Fuls' note on Moon age says "The Moon age was counted by the Maya as given on various inscriptions (using glyph D and/or E). Ethnohistorical sources and the analysis of the Eclipse Table working for Solar eclipses at New Moon leads to assumption, that the Moon age count started at New Moon or one day later at the first visibility of the Moon." Using the wrong correlation constant and this methodology, Fuls finds that the (not really the) "GMT" correlation doesn't agree well with classical inscriptions. Thanks to Copernicus we know that the Earth orbits the Sun and the Moon orbits the Earth. For this reason modern astronomers (including Fuls) refer to the conjunction of the Sun and Moon (the time when the Sun and Moon have the same right ascension) as the New Moon. This is wrong. The New Moon is the first evening when one can look to the west after sunset and see the thin crescent Moon. Even today it can be difficult to predict this and it's important because for example the Feast of Ramadan starts on the New Moon. Given our modern ability to know exactly where to look, when the crescent Moon is favorably located, from an excellent site, on rare occasions observers can see and photograph the crescent Moon less than one day after conjunction.

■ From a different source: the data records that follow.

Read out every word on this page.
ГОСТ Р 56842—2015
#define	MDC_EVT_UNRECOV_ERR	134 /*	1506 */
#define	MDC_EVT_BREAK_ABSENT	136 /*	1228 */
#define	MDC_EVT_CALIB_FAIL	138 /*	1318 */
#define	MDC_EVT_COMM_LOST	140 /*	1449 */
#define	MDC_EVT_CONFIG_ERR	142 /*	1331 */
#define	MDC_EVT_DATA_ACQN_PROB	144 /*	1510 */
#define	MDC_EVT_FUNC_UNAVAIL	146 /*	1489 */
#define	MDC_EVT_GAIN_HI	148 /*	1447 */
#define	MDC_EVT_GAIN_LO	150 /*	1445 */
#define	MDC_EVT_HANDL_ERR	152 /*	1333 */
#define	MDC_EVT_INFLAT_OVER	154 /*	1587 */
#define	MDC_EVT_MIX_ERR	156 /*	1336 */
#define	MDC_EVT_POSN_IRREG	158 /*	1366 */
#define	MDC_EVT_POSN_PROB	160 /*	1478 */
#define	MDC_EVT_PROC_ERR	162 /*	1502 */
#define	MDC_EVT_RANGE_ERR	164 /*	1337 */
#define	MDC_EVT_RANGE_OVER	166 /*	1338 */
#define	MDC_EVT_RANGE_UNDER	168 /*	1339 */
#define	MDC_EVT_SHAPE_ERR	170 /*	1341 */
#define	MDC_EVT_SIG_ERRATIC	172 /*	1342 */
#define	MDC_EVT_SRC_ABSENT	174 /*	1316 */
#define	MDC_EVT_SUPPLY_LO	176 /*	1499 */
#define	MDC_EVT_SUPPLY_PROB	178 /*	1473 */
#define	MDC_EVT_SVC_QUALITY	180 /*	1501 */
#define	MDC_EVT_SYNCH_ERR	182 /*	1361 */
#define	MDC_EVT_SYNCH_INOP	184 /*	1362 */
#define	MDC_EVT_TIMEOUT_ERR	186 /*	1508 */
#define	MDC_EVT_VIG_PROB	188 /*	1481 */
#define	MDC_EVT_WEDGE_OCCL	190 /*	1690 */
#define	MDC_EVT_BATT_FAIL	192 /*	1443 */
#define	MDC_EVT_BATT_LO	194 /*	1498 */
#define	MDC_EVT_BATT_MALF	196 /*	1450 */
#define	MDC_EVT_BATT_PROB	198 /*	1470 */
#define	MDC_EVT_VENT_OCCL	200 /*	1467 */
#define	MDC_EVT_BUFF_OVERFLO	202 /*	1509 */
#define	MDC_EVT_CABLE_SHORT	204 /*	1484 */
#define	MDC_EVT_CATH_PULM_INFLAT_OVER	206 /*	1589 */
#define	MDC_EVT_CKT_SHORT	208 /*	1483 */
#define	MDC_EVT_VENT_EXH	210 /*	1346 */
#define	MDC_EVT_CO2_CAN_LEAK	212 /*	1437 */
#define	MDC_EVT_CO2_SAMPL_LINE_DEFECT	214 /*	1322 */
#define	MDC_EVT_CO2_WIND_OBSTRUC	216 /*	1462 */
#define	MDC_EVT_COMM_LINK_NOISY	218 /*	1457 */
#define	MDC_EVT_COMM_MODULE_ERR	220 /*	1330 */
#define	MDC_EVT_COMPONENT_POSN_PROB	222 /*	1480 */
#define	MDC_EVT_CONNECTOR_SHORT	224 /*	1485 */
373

Generally, most observers won't see the New Moon until the first evening when the lunar phase day is at least 1.5. If one bases his lunar calculations on the rule that the New Moon is the first day when the lunar phase day is at least 1.5 at six in the evening in time zone -6 (the time zone of the Maya area), the GMT correlation agrees very well with classic inscriptions, for example: An inscription at the Temple of the Sun at Palenque records that on Long Count 9.16.4.10.8 there were 26 lunar days completed in a 30 day lunation. If Fuls didn't know the correct definition of the New Moon, his analysis is worthless.

A lot of correlations between the Calendar Round and Julian calendar are known from post-classic sources. A Tzolk'in is known for the fall of Tenochtitlan. A number of modern groups in the Guatemalan highlands have been found to be keeping the Tzolk'in to this day. All of these are consistent with each other and with the GMT correlation. Any proposed correlation that does not differ from the GMT correlation by a multiple of 260 days is at odds with the historical record.